Echo360 Link to stream this seminar
Zoom link to participate in Q&A at the end of the seminar
About the seminar:
Per- or polyfluoroalkyl substances (PFAS) find utility in myriad applications, from rain gear, to food packaging, to cosmetics, to the 3 nm features of semiconductor devices, to the refrigerants of the green revolution, to lifesaving aqueous film forming (or firefighting) foam. This ubiquity leads to a pervasive waste problem: discarded forever chemicals are dispersed across the environment and sequestered inside at least 98% of us. Residual aqueous film forming foam (AFFF) and municipal waste-derived biosolids are the two most concerning sources of PFAS in the environment, though the precursor consumer and pharmaceutical materials in municipal waste are not far behind.
The question is can we efficiently extract PFAS from the environment and safely convert them into reusable fluorine sources without generating toxic or long-term greenhouse gas side products?
Strong C-F bonds are the heralded attribute associated with silicon etching and fire suppression, but the yin and yang of hydro- and lipophobicity dominate their role in consumer products, biological activity, and the fire suppression of AFFF. PFAS mineralization is actually exothermic (the H-F bond surpasses the C-F bonds in strength) – the challenge is kinetic.

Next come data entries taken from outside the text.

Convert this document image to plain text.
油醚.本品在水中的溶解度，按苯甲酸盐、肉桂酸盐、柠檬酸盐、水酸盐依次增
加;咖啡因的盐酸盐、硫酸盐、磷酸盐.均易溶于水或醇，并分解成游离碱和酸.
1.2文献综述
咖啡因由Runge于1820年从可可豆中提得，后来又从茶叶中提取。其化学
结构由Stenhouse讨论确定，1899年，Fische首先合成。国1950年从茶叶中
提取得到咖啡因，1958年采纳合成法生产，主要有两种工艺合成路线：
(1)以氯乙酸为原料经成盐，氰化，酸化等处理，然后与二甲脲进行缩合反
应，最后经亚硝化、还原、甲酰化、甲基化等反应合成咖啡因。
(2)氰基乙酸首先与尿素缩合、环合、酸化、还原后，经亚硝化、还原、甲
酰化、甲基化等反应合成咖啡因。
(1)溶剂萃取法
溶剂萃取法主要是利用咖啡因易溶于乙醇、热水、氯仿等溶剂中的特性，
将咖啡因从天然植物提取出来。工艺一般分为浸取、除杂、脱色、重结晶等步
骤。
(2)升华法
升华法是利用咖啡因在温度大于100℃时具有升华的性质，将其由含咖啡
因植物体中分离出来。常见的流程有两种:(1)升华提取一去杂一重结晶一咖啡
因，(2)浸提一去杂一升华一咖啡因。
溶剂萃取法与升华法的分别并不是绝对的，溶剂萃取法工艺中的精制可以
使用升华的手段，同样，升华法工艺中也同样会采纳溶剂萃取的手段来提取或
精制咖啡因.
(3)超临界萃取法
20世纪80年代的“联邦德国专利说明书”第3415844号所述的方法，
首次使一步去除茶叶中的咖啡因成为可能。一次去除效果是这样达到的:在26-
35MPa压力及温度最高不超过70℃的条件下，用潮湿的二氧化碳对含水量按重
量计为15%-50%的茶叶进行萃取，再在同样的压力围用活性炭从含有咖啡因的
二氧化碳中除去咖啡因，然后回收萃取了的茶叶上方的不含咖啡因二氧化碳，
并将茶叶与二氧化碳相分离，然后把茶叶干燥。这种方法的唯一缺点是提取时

Quantum mechanical and kinetic computational studies on tailoring decomposition pathways of the major classes of PFAS toward mineralization will be summarized, and compared to shock tube, syncotron, and full scale incineration experimental results. In addition an emerging model of the fluorous effect and its role in PFAS environmental extraction.
About the speaker:
Following an undergraduate degree at the University of Puget Sound in 1974 and graduate work at Caltech, Tony Rappe came to CSU in 1981. Over the years, he has taught 23 different courses, mentored 19 undergraduates, 20 graduate students, and 7 postdocs. He has had 16 industrial/government lab collaborators and published with 23 academic collaborators. Over the years, his research has focused on organometallic reaction mechanisms, polymerization catalysis, magnetism, and force field development.
Dr. Rappe served as Chemistry Department Chair from 2003 to 2009, was on the University’s Sustainability committee/commission from 2007 to 2022, served on the founding steering committee for the Clean Energy Supercluster from 2006-2013, and was on the ISTeC management and allocations committee from 2015 to 2022.